História Uma possessão e uma coroa - Capítulo 5


Escrita por: ~

Postado
Categorias Justin Bieber
Tags Possessões
Visualizações 63
Palavras 2.023
Terminada Sim
NÃO RECOMENDADO PARA MENORES DE 16 ANOS
Gêneros: Ação, Festa, Ficção, Mistério

Aviso legal
Os personagens encontrados nesta história são apenas alusões a pessoas reais e nenhuma das situações e personalidades aqui encontradas refletem a realidade, tratando-se esta obra, de uma ficção. Os eventuais personagens originais desta história são de minha propriedade intelectual. História sem fins lucrativos, feita apenas de fã para fã sem o objetivo de denegrir ou violar as imagens dos artistas.

Notas do Autor


Boa leitura 💙

Capítulo 5 - Terceiro coração.


Fanfic / Fanfiction Uma possessão e uma coroa - Capítulo 5 - Terceiro coração.

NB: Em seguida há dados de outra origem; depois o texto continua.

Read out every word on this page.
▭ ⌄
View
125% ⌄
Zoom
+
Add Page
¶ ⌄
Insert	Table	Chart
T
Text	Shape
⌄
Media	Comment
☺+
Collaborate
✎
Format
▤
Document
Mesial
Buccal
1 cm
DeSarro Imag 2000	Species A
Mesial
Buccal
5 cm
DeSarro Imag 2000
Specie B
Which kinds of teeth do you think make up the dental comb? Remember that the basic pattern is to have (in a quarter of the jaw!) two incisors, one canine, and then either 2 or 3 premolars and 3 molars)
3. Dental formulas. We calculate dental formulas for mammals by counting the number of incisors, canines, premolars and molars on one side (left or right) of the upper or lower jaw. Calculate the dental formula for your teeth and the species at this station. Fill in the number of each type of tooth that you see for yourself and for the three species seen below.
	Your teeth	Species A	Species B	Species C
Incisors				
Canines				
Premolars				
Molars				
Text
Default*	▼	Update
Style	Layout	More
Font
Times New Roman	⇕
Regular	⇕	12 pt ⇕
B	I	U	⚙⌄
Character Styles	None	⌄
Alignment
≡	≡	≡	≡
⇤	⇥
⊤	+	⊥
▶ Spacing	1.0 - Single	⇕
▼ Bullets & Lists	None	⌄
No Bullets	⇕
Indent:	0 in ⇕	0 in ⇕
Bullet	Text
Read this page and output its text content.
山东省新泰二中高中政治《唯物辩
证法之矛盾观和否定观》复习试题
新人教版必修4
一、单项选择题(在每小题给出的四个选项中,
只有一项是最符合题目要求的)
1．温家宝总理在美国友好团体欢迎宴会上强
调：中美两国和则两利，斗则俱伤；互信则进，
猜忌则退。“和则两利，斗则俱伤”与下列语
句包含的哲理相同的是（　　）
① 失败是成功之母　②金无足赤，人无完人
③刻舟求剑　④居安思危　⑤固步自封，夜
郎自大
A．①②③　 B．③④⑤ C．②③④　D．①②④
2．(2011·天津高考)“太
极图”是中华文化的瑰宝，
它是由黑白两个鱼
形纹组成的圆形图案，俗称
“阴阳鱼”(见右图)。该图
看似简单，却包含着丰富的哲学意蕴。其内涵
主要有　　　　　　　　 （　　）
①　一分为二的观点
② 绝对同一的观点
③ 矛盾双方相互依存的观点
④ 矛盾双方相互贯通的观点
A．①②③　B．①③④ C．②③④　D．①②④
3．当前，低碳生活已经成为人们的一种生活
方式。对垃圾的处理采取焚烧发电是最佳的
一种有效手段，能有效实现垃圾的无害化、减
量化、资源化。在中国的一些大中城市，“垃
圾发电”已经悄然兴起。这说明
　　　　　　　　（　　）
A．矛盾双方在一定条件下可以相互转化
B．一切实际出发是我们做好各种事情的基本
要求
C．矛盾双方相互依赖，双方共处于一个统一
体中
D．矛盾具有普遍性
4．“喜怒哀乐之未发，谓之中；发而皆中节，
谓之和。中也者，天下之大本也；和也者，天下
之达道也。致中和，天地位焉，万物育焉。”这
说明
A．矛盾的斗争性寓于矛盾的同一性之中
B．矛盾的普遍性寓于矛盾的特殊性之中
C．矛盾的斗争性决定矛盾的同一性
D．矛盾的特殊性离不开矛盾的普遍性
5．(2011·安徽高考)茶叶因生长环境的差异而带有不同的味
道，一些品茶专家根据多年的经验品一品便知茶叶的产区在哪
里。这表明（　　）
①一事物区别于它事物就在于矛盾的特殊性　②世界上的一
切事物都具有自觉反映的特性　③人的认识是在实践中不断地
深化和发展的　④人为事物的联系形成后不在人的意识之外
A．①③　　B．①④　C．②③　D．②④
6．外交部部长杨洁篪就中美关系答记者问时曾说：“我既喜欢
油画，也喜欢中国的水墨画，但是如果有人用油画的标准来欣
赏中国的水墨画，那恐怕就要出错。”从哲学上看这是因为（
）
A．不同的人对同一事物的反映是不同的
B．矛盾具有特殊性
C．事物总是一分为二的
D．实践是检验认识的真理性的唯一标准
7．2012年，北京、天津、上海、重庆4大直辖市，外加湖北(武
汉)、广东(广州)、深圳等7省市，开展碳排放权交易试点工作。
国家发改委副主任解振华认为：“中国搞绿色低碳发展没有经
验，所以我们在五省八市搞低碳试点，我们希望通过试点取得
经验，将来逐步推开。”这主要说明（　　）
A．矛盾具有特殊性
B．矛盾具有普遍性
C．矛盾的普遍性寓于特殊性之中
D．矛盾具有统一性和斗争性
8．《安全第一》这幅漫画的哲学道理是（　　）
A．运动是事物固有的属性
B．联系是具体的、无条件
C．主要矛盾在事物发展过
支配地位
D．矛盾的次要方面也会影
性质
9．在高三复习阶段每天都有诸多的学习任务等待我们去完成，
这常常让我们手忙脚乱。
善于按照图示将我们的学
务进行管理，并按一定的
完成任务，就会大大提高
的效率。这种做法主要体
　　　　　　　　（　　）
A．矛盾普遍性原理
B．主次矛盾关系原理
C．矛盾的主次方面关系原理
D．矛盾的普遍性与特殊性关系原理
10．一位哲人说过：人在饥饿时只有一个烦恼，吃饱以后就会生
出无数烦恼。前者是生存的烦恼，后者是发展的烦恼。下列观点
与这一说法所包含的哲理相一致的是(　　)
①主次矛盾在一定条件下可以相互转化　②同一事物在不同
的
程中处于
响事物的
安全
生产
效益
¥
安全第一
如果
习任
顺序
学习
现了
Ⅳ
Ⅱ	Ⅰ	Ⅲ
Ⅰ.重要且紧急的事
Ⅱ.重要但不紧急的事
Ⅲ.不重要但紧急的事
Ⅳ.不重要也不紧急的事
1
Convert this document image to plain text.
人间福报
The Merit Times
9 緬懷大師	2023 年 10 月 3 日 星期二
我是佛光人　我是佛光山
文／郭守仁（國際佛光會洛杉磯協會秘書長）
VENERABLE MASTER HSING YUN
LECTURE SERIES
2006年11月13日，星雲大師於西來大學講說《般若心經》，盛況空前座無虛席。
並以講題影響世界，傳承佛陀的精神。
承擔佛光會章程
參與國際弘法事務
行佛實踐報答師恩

Edward se encontrava ao lado de fora do salão principal, respirando fundo para aliviar a tensão que estava, logo depois da conversa que tivera com Justin, ele encostou-se na janela media de vidro que dava vista a parte de dentro. Virando-se devagar para apoiar sua cabeça contra a mesma, deu de cara com Angelli. Lá estava ela, sentada em seu trono. O casaco vermelho pesado e o vestido vinho a deixava com outro ar. Alguém que parecia querer ser superior, mas era só olhar nos olhos dela, nos olhos pretos como pitombas que você via a doce e gentil Angelli.

Para Edward era horrível a forma em que ela mexia com ele. A forma doce com que ela falava, como brincava com a saia de seu vestido quando estava nervosa. 

Ora o que você está fazendo Edward? Não pense nela assim..


Ao cair da noite, Angelli se esgueirou sobre os corredores do palácio. Apesar de estar disfarçada achara melhor não ter que se esbarrar com ninguém. O uniforme branco e preto de Maggy o caíra muito bem. - Tivera sorte de Maggy ser quase do seu tamanho. Mais cedo pediu que ela trouxesse o uniforme, e explicará tudo para ela. Pediu que não contasse a ninguém que somente ela sabia, e que confiava cegamente nela. No começo, Maggy não foi muito de acordo mas logo percebeu que era por uma causa nobre. Mais tarde colocará umas pinças ao lado do uniforme, e explicará a Angelli todos os lugares pelos quais ela NÃO deveria passar. Como por exemplo o salão principal e o hall da entrada, lá os guardas estavam redobrados. Era sempre assim quando Justin viajava os guardas eram redobrados para que ele ficasse tranquilo em sua viagem. 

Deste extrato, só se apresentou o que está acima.